Last year, the government launched a consultation seeking views on how this delicate situation operates in practice. The responses, published in November, highlighted the challenges which insolvency practitioners and directors face arising from the requirement for collective redundancy consultation.
The rules on collective redundancy consultation state that where an employer proposes to make 20 or more redundancies at a particular establishment within a period of 90 days, it must inform and consult with the representatives of those employees. The consultation period must last for at least 30 days for 20–99 redundancies, or at least 45 days for 100 or more redundancies.
Where the employer is insolvent, there is the added challenge of balancing this duty with creditor demands and the requirement to preserve value for stakeholders. In administration cases, insolvency practitioners are bound to adopt employees’ contracts after 14 days. As a result, deferring dismissals to comply with the collective redundancy timescales would inevitably result in the insolvency practitioner adopting all the employment contracts and the associated liabilities. These competing priorities often make it highly impractical to delay redundancies.

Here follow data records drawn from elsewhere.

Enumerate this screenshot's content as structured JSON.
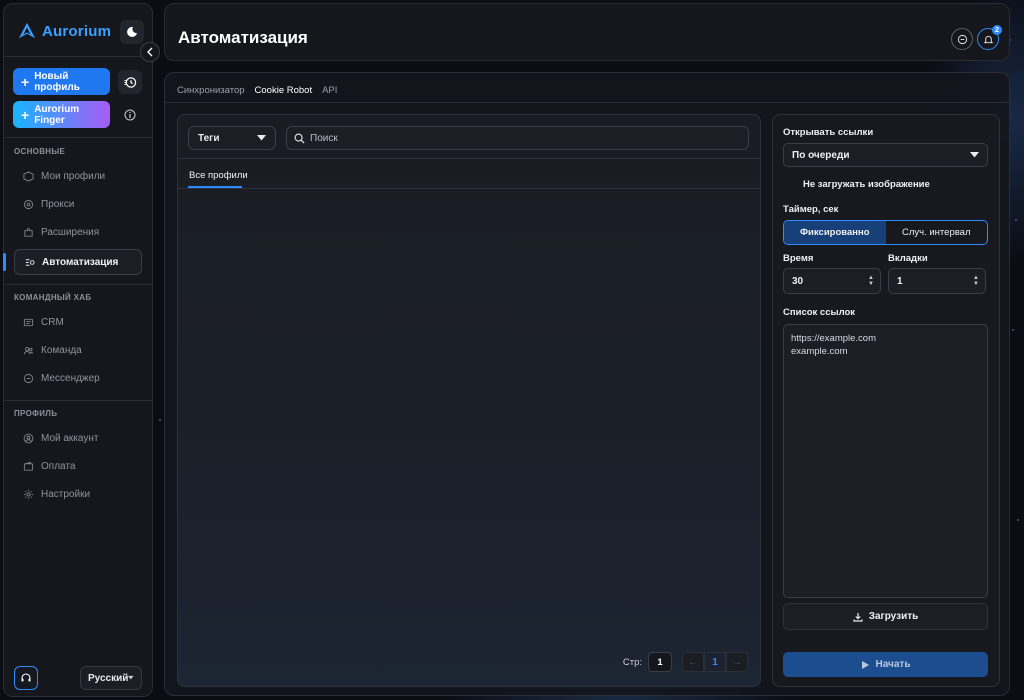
{
  "app": {
    "name": "Aurorium"
  },
  "sidebar": {
    "new_profile_label": "Новый профиль",
    "finger_label": "Aurorium Finger",
    "sections": [
      {
        "title": "ОСНОВНЫЕ",
        "items": [
          {
            "label": "Мои профили",
            "icon": "cube-icon"
          },
          {
            "label": "Прокси",
            "icon": "proxy-icon"
          },
          {
            "label": "Расширения",
            "icon": "puzzle-icon"
          },
          {
            "label": "Автоматизация",
            "icon": "automation-icon",
            "active": true
          }
        ]
      },
      {
        "title": "КОМАНДНЫЙ ХАБ",
        "items": [
          {
            "label": "CRM",
            "icon": "crm-icon"
          },
          {
            "label": "Команда",
            "icon": "team-icon"
          },
          {
            "label": "Мессенджер",
            "icon": "chat-icon"
          }
        ]
      },
      {
        "title": "ПРОФИЛЬ",
        "items": [
          {
            "label": "Мой аккаунт",
            "icon": "user-icon"
          },
          {
            "label": "Оплата",
            "icon": "wallet-icon"
          },
          {
            "label": "Настройки",
            "icon": "gear-icon"
          }
        ]
      }
    ],
    "language": "Русский"
  },
  "header": {
    "title": "Автоматизация",
    "notifications_count": "2"
  },
  "tabs": [
    "Синхронизатор",
    "Cookie Robot",
    "API"
  ],
  "active_tab": "Cookie Robot",
  "left_panel": {
    "tags_label": "Теги",
    "search_placeholder": "Поиск",
    "subtab": "Все профили",
    "pager": {
      "label": "Стр:",
      "page_input": "1",
      "current_page": "1",
      "prev": "←",
      "next": "→"
    }
  },
  "right_panel": {
    "open_links_label": "Открывать ссылки",
    "open_links_value": "По очереди",
    "no_images_label": "Не загружать изображение",
    "timer_label": "Таймер, сек",
    "timer_modes": [
      "Фиксированно",
      "Случ. интервал"
    ],
    "time_label": "Время",
    "time_value": "30",
    "tabs_label": "Вкладки",
    "tabs_value": "1",
    "links_label": "Список ссылок",
    "links": [
      "https://example.com",
      "example.com"
    ],
    "load_label": "Загрузить",
    "start_label": "Начать"
  },
  "colors": {
    "accent": "#2f8bff",
    "background": "#0b0d14",
    "panel": "#15171d"
  }
}
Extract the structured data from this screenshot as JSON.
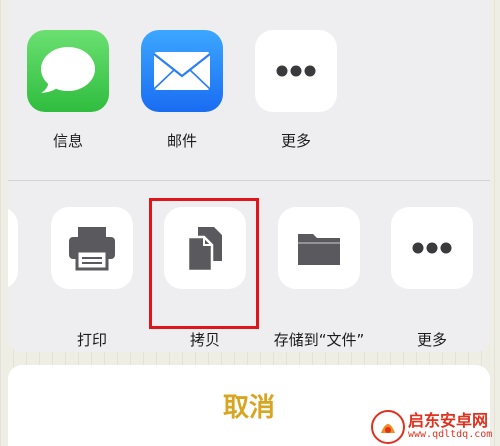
{
  "share_apps": [
    {
      "label": "信息",
      "icon": "messages-icon"
    },
    {
      "label": "邮件",
      "icon": "mail-icon"
    },
    {
      "label": "更多",
      "icon": "more-dots-icon"
    }
  ],
  "actions": [
    {
      "label": "打印",
      "icon": "printer-icon"
    },
    {
      "label": "拷贝",
      "icon": "copy-icon"
    },
    {
      "label": "存储到“文件”",
      "icon": "folder-icon"
    },
    {
      "label": "更多",
      "icon": "more-dots-icon"
    }
  ],
  "cancel_label": "取消",
  "watermark": {
    "title": "启东安卓网",
    "url": "www.qdltdq.com"
  },
  "colors": {
    "highlight": "#e0141b",
    "cancel_text": "#d9a520",
    "icon_gray": "#5a5a5e"
  }
}
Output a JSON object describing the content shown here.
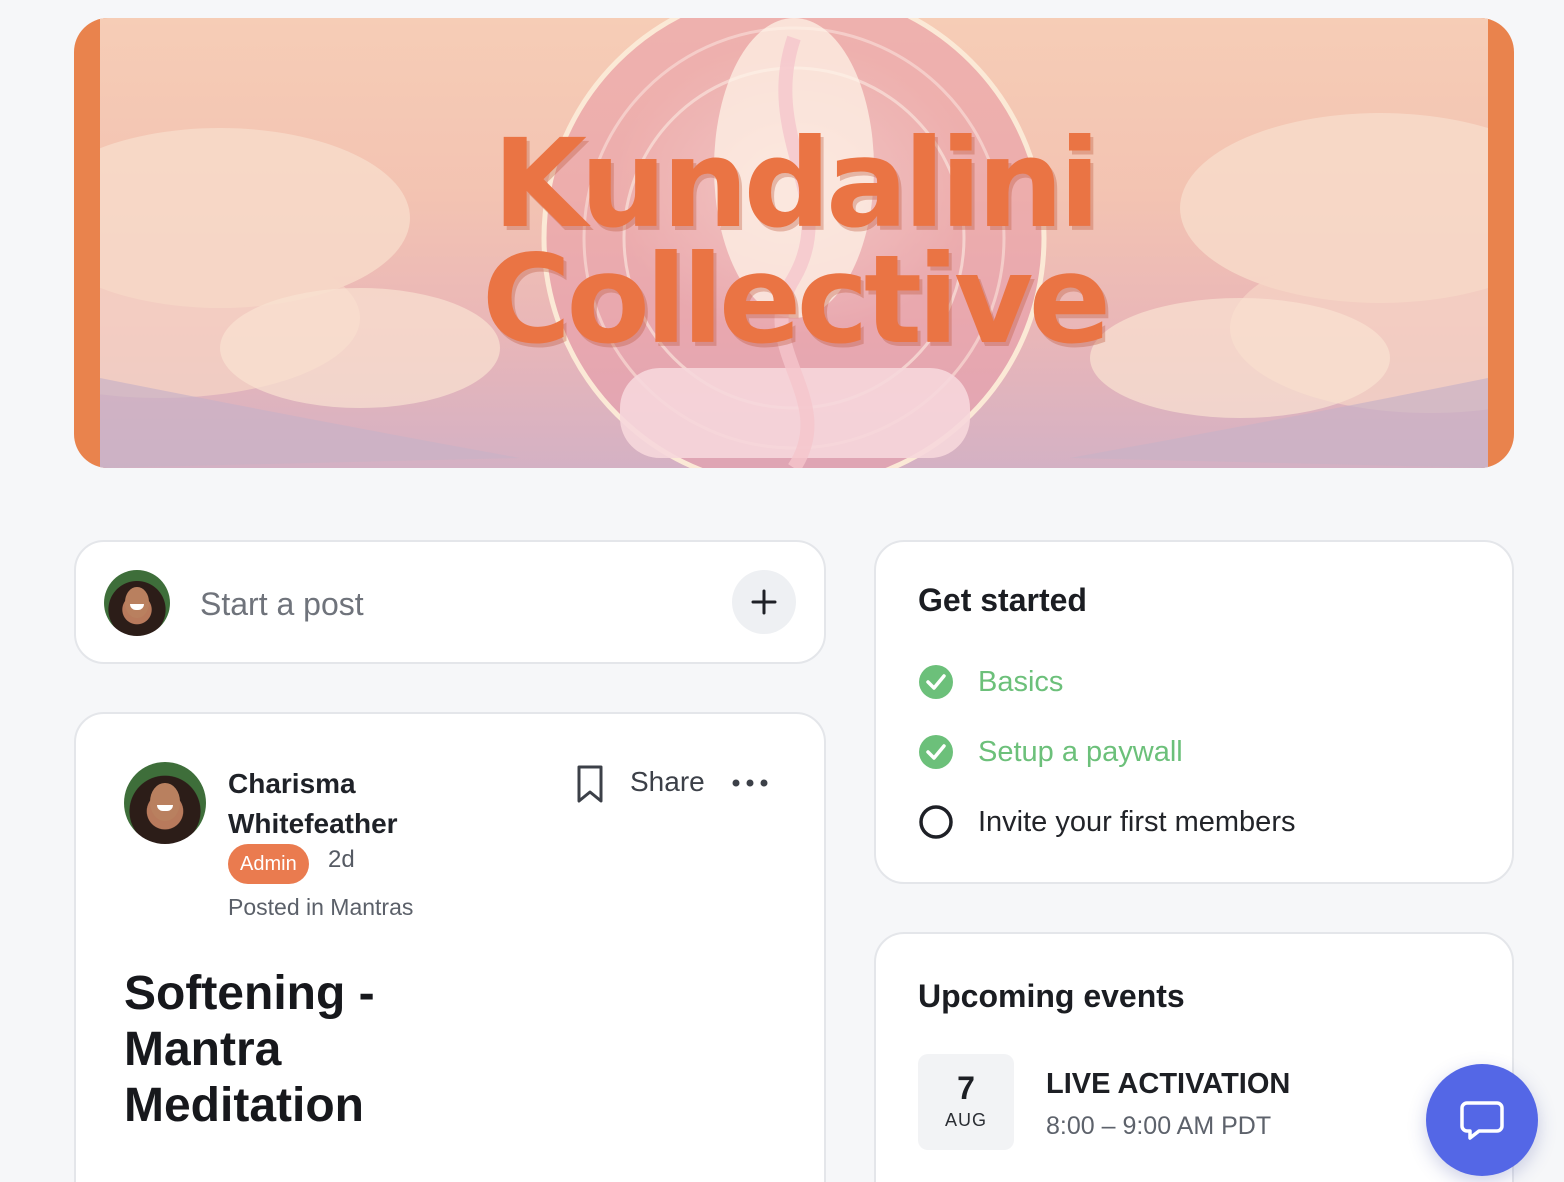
{
  "banner": {
    "title_line1": "Kundalini",
    "title_line2": "Collective"
  },
  "composer": {
    "placeholder": "Start a post",
    "add_icon": "plus-icon"
  },
  "post": {
    "author": "Charisma Whitefeather",
    "badge": "Admin",
    "time": "2d",
    "posted_in": "Posted in Mantras",
    "share_label": "Share",
    "title": "Softening - Mantra Meditation",
    "icons": [
      "bookmark-icon",
      "more-horizontal-icon"
    ]
  },
  "get_started": {
    "heading": "Get started",
    "items": [
      {
        "label": "Basics",
        "done": true
      },
      {
        "label": "Setup a paywall",
        "done": true
      },
      {
        "label": "Invite your first members",
        "done": false
      }
    ]
  },
  "events": {
    "heading": "Upcoming events",
    "items": [
      {
        "day": "7",
        "month": "AUG",
        "title": "LIVE ACTIVATION",
        "time": "8:00 – 9:00 AM PDT"
      }
    ]
  },
  "chat": {
    "icon": "chat-bubble-icon"
  },
  "colors": {
    "accent_orange": "#ea7b4f",
    "success_green": "#6cc07a",
    "chat_blue": "#5467e6"
  }
}
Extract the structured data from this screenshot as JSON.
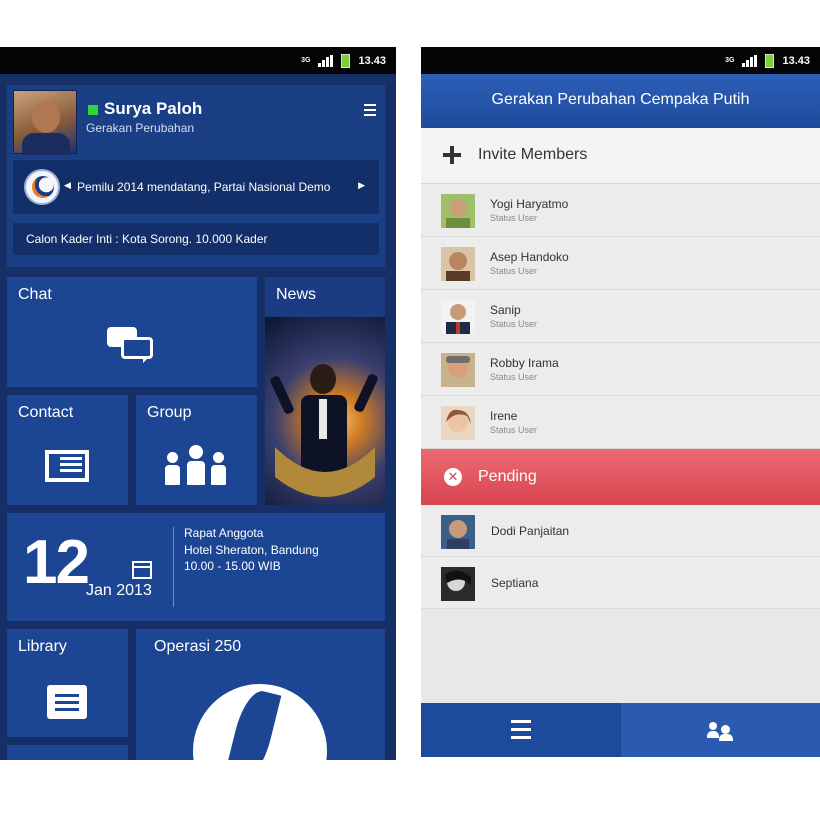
{
  "status_bar": {
    "time": "13.43",
    "network": "3G"
  },
  "left_screen": {
    "profile": {
      "name": "Surya Paloh",
      "organization": "Gerakan Perubahan",
      "online_color": "#2fd33a"
    },
    "news_ticker": "Pemilu 2014 mendatang, Partai Nasional Demo",
    "kader_info": "Calon Kader Inti : Kota Sorong. 10.000 Kader",
    "tiles": {
      "chat": "Chat",
      "news": "News",
      "contact": "Contact",
      "group": "Group",
      "library": "Library",
      "operasi": "Operasi 250"
    },
    "event": {
      "day": "12",
      "month_year": "Jan 2013",
      "title": "Rapat Anggota",
      "place": "Hotel Sheraton, Bandung",
      "time": "10.00 - 15.00 WIB"
    },
    "colors": {
      "background": "#162f66",
      "tile": "#1c4693"
    }
  },
  "right_screen": {
    "title": "Gerakan Perubahan Cempaka Putih",
    "invite_label": "Invite Members",
    "members": [
      {
        "name": "Yogi Haryatmo",
        "status": "Status User"
      },
      {
        "name": "Asep Handoko",
        "status": "Status User"
      },
      {
        "name": "Sanip",
        "status": "Status User"
      },
      {
        "name": "Robby Irama",
        "status": "Status User"
      },
      {
        "name": "Irene",
        "status": "Status User"
      }
    ],
    "pending_label": "Pending",
    "pending_members": [
      {
        "name": "Dodi Panjaitan"
      },
      {
        "name": "Septiana"
      }
    ],
    "colors": {
      "header": "#2d5fb8",
      "pending": "#e05560"
    }
  }
}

The government received responses from 28 different parties, including law firms, insolvency practitioners and trade unions. Most felt that there is an inherent tension between employment law and insolvency law. The key themes included:
Although the government has acknowledged the perceived tensions between insolvency law and employment law which may prevent effective consultation, it maintains that there is no conflict. It seems that, for now, consultation will remain an important part of the redundancy process, even when an employer is facing insolvency.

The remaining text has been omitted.